Dan krijgen we de volgende vergelijking:

Het blijkt dat het segment AF in de driehoek AFD gelijk is aan 7,2 cm, vanaf hier berekenen we de hoogte van de trapezium DF met behulp van dezelfde stelling van Pythagoras:

Die. de hoogte van de trapeziumvormige ADCB zal gelijk zijn aan 9,6 cm. Hoe kun je er zeker van zijn dat het berekenen van de hoogte een meer mechanisch proces is, en gebaseerd is op het berekenen van de zijden en hoeken van driehoeken. Maar bij een aantal geometrieproblemen kunnen alleen de graden van de hoeken bekend zijn, in welk geval berekeningen zullen worden gemaakt aan de hand van de verhouding van de zijden van de interne driehoeken.

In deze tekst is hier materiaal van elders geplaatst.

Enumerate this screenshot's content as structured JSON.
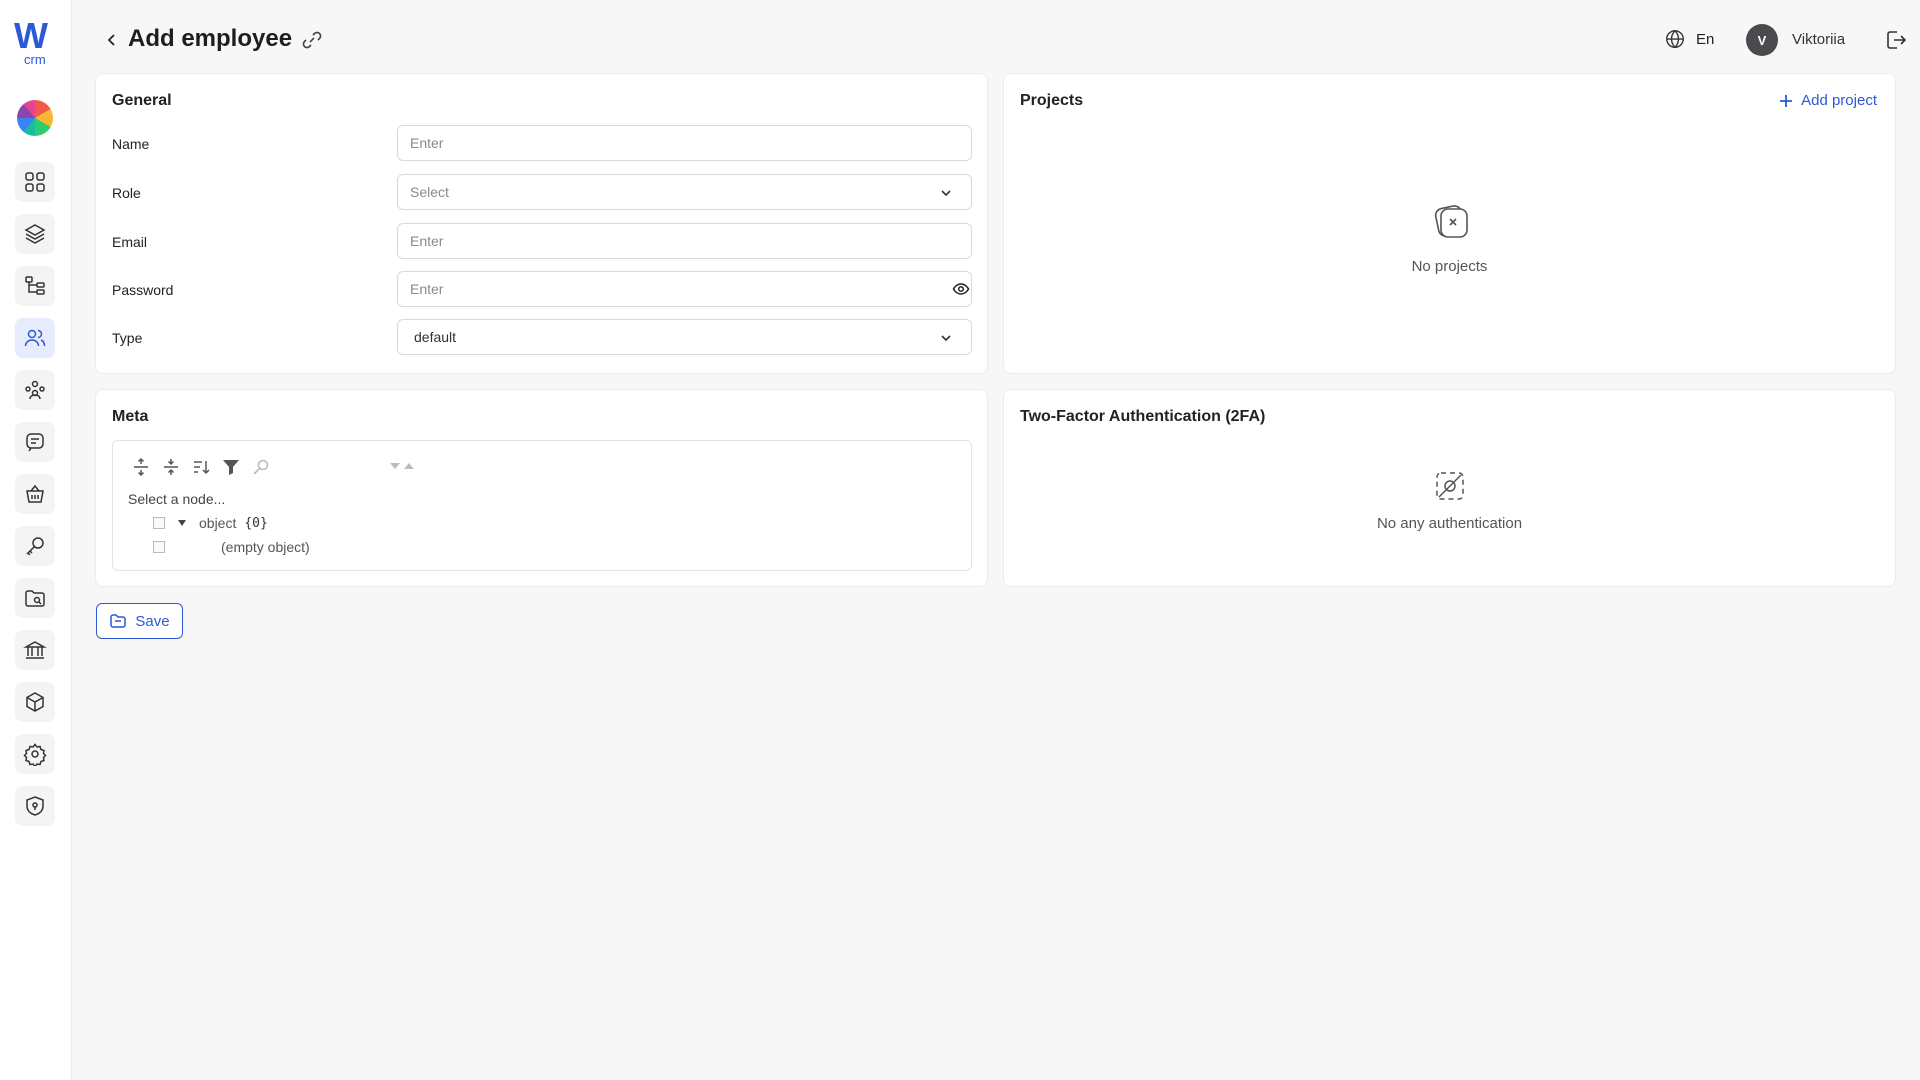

Belangrijk! In wezen wordt een trapezium vaak gezien als twee driehoeken, of als een combinatie van een rechthoek en een driehoek. Om 90% van alle problemen in schoolboeken op te lossen, de eigenschappen en kenmerken van deze cijfers. De meeste formules voor deze GMT zijn afgeleid op basis van de “mechanismen” voor de twee aangegeven soorten cijfers.

Hoe u snel de lengte van de basis kunt berekenen

Voordat u de basis van de trapezium vindt, is het noodzakelijk om te bepalen welke parameters al zijn gegeven en hoe u deze rationeel kunt gebruiken. Een praktische benadering is om de lengte van de onbekende basis uit de middellijnformule te halen. Laten we, voor een duidelijker beeld van de afbeelding, een voorbeeldtaak gebruiken om te laten zien hoe dit kan worden gedaan. Laat het bekend zijn dat de middelste lijn van het trapezium 7 cm is en dat een van de basissen 10 cm is. Zoek de lengte van de tweede basis.

Oplossing: Wetende dat de middellijn gelijk is aan de helft van de som van de bases, kunnen we zeggen dat hun som 14 cm is.

(14 cm = 7 cm × 2). Uit de omstandigheden van het probleem weten we dat één ervan gelijk is aan 10 cm, dus de kleinere zijde van het trapezium zal gelijk zijn aan 4 cm (4 cm = 14 – 10).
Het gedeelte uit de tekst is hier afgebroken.